James Feeling More Comfortable: After struggling during last year’s NBA Finals against the Dallas Mavericks, LeBron James has elevated his game against the Oklahoma City Thunder.
He’s averaging 31 points and taking over games after averaging just 17.9 points and disappearing during last year’s Finals. From one year to the next, what has been the biggest difference for James?

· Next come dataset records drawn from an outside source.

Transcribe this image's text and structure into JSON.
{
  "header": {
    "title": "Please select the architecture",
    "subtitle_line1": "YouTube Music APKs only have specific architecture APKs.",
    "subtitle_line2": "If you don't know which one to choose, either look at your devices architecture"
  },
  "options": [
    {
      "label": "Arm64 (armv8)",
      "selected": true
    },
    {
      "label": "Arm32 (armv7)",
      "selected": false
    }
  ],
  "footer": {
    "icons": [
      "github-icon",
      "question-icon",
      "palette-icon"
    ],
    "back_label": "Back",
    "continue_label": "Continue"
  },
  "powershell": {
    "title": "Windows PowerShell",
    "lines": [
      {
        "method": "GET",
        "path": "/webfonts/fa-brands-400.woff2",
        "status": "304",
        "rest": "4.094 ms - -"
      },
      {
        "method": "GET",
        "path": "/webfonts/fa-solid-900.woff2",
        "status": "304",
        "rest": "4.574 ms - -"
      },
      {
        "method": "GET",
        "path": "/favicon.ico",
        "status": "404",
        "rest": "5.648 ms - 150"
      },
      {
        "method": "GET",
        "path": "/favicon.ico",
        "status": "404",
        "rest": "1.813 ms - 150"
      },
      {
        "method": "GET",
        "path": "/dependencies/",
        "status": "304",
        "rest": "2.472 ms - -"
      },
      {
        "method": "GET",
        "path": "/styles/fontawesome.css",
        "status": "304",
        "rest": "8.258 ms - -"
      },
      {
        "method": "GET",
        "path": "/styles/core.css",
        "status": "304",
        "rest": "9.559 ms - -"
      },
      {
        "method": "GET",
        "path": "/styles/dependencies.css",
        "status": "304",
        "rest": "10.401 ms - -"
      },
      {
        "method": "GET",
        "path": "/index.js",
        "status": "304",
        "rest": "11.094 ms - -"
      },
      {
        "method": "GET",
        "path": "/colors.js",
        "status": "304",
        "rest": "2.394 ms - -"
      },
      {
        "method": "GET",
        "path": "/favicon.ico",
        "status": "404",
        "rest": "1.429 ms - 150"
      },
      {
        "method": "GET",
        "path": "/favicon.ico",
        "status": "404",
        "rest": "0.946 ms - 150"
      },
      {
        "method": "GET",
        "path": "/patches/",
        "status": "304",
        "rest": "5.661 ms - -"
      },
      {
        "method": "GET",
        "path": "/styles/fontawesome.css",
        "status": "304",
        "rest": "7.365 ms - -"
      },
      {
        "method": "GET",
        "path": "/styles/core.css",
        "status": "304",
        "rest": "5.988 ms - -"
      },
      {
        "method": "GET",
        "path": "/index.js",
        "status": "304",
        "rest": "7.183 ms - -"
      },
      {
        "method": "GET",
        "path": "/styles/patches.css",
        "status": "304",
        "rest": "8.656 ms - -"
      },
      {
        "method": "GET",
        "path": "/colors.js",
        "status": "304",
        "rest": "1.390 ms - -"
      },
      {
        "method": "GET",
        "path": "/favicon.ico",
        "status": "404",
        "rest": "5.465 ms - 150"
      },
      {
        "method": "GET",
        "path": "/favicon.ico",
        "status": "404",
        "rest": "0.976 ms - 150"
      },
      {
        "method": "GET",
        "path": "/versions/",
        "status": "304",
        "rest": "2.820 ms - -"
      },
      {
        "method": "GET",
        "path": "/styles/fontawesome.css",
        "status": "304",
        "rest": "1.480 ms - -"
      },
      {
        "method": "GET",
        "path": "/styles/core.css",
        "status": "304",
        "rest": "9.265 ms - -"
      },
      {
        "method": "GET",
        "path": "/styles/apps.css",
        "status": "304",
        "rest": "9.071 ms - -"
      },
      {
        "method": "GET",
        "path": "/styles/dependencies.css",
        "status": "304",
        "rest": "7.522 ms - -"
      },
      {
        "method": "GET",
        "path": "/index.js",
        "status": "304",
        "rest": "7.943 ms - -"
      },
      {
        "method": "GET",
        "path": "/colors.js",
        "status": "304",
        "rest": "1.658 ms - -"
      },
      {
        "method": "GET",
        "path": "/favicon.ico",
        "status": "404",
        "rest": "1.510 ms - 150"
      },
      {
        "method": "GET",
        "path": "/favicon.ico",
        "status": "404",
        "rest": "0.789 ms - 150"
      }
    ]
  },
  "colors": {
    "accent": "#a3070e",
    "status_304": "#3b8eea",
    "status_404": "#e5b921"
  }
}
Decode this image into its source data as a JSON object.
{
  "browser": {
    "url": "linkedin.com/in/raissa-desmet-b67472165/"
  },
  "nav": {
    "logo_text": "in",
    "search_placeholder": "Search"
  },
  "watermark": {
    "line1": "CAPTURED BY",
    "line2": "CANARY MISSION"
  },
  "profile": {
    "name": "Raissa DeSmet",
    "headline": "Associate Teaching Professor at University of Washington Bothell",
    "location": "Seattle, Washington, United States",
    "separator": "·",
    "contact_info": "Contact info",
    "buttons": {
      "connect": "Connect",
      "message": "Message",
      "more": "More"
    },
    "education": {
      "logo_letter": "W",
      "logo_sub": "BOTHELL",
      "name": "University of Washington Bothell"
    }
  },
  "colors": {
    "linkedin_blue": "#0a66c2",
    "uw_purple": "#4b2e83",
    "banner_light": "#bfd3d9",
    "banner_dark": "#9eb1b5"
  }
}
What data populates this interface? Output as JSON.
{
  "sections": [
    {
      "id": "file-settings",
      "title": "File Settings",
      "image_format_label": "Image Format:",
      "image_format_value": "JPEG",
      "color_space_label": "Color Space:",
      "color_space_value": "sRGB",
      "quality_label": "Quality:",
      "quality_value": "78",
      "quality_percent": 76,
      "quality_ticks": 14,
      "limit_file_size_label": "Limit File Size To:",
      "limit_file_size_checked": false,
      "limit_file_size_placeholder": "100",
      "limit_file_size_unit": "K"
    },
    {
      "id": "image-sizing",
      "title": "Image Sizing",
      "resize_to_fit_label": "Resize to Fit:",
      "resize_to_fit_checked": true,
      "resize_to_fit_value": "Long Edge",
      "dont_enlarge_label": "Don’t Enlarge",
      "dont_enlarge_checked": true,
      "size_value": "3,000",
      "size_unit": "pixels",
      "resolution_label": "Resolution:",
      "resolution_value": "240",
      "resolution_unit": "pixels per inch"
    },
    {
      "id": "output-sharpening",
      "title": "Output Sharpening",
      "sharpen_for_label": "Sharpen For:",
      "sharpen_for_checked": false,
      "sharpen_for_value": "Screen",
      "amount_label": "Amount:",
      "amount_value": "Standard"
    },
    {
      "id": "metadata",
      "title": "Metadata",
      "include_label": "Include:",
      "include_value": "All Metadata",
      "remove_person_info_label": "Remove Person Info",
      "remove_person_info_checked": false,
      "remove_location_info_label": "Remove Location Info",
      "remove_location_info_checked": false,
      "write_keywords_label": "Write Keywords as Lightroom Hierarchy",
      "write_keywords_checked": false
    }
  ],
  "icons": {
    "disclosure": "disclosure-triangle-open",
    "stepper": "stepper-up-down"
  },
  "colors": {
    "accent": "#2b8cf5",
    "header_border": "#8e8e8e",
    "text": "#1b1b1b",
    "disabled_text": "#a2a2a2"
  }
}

“I’m just more comfortable,” James said. “I mean, I spent the last five years in one system. I knew the ins and outs of that whole system when I was in Cleveland, so I was very comfortable with that situation. A lot of things had to change in my one year here, and I never got fully adjusted throughout the whole year. This year, I’ve just been more comfortable with the team, more comfortable with the system, more comfortable with the city and everything around it. Once I get on the floor, I just let my game kind of react for me. I just go out and do it, and I don’t have to worry about anything else.”
This is James’ third trip to the Finals, and he seems much more comfortable playing on this stage than in years past.
“I just feel more at ease now in my third appearance,” James said. “In the first, I was young, inexperienced. We had an inexperienced team, and San Antonio did what they wanted to against us in that first experience. Last year, so much had gone on with that series and the whole season. I played too much to prove people wrong last year, instead of just playing my game. I’m just at ease now. I’m going to give it my all, and I won’t leave nothing behind.”
Erik Spoelstra has been extremely impressed with James’ play. He refused to talk about last year’s Finals, saying that this series is the only one that matters now.
“We’re done with last year and analyzing last year’s Finals,” Spoelstra said. “He’s doing everything he needs to do right now to put ourselves in a position to win, and that’s on both ends of the court. He’s at a mentality right now that I can’t put too much on his plate, and that’s minutes, that’s responsibility, defensively, playing multiple positions, shouldering a huge load offensively. He gets it, he’s accepting of it and he’s producing. We need it.”
Game 3 tips off tonight at 8 p.m. ET on ABC.